We are running into a problem where slurmctld is segfaulting a few times a day. We had this problem with SLURM 23.11.8 and now with 23.11.10 as well, though the problem only appears on one of the several SLURM clusters we have, and all of them use one of those versions of SLURM. I was wondering if anyone has encountered a similar issue and has any thoughts on how to prevent this.
Obviously we use "SchedulerType=sched/backfill" but strangely when I switched to sched/builtin for a while there were still slurmctld segfaults. We also set "SchedulerParameters=enable_user_top,bf_max_job_test=2000". I have tried turning those off but it did not help. I have also tried tweaking several other settings to no avail. Most of the cluster runs Rocky Linux 8.10 (including the slurmctld system) though we still have some Scientific Linux 7.9 compute nodes (we compile SLURM separately for those).
Here is the crash-time error from journalctl:
Oct 02 06:31:20 our.host.name kernel: sched_agent[2048355]: segfault at 8 ip 00007fec755d7ea8 sp 00007fec6bffe7e8 error 4 in libslurmfull.so[7fec7555a000+1f4000] Oct 02 06:31:20 our.host.name kernel: Code: 48 39 c1 7e 19 48 c1 f8 06 ba 01 00 00 00 48 d3 e2 48 f7 da 48 0b 54 c6 10 48 21 54 c7 10 c3 b8 00 00 00 00 eb da 48 8b 4f 08 <48> 39 4e 08 48 0f 4e 4e 08 49 89 c9 48 83 f9 3f 76 4e ba 40 00 00 Oct 02 06:31:20 our.host.name systemd[1]: Started Process Core Dump (PID 2169426/UID 0). Oct 02 06:31:20 our.host.name systemd-coredump[2169427]: Process 2048344 ( slurmctld) of user 991 dumped core.
This is followed by a list of each of the dozen or so related threads. The one which is dumping core is first and looks like this:
Stack trace of thread 2048355: #0 0x00007fec755d7ea8 bit_and_not (libslurmfull.so) #1 0x000000000044531f _job_alloc (slurmctld) #2 0x000000000044576b _job_alloc_whole_node_internal (slurmctld) #3 0x0000000000446e6d gres_ctld_job_alloc_whole_node (slurmctld) #4 0x00007fec722e29b8 job_res_add_job (select_cons_tres.so) #5 0x00007fec722f7c32 select_p_select_nodeinfo_set (select_cons_tres.so) #6 0x00007fec756e7dc7 select_g_select_nodeinfo_set (libslurmfull.so) #7 0x0000000000496eb3 select_nodes (slurmctld) #8 0x0000000000480826 _schedule (slurmctld) #9 0x00007fec753421ca start_thread (libpthread.so.0) #10 0x00007fec745f78d3 __clone (libc.so.6)

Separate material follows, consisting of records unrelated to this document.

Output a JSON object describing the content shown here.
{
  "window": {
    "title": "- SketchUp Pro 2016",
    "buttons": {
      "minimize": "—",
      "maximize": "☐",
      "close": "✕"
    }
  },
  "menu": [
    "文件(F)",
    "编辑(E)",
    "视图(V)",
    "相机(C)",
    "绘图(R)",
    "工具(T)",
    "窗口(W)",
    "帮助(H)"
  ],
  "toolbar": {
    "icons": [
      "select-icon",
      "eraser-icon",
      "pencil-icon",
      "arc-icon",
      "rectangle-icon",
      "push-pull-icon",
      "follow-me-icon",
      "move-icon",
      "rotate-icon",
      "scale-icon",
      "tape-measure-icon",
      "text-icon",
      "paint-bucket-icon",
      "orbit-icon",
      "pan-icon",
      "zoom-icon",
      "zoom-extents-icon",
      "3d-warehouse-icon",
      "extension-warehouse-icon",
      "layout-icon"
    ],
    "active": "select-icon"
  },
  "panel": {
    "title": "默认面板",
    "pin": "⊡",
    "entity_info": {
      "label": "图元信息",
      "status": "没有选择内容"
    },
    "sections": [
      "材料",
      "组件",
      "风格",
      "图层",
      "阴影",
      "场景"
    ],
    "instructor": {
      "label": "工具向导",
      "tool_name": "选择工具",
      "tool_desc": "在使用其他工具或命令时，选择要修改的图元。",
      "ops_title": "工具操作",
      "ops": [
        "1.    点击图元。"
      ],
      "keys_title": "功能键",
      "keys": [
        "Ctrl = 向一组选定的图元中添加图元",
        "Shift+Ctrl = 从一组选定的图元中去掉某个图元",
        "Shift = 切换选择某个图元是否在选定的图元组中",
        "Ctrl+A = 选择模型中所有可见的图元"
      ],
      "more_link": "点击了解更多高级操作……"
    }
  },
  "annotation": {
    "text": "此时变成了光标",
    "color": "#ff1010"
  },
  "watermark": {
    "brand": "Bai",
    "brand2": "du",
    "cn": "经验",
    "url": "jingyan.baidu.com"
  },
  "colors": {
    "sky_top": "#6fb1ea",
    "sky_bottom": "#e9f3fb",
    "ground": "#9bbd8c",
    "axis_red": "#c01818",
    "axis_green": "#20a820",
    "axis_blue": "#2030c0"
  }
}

I have run slurmctld with "debug5" level logging and it appears that the error occurs right after backfill considers a large number of jobs. Slurmctld could be failing at the end of backfill or when doing something which happens just after backfill runs. Usually this is the last message before the crash:
[2024-09-25T18:39:42.076] slurmscriptd: debug: _slurmscriptd_mainloop: finished
If anyone has any thoughts or advice on this that would be appreciated. Thank you.
Following up on this, it looks like slurmctld crashes reliably just after a job which was submitted to multiple partitions completes. Has anyone encountered this sort of thing before?
Here is a simplified version of our cluster's partitions:
Nodes Partition Priority node[01-10] facultyA 8 node[11-20] facultyB 8 node[21-30] facultyC 8 node[01-30] standby 1 node31 debug 4
The "facultyX" partitions can only be used by people in a certain SLURM account which is tied to who their faculty sponsor (PI) is. Standby can be used by member of any group, as can debug.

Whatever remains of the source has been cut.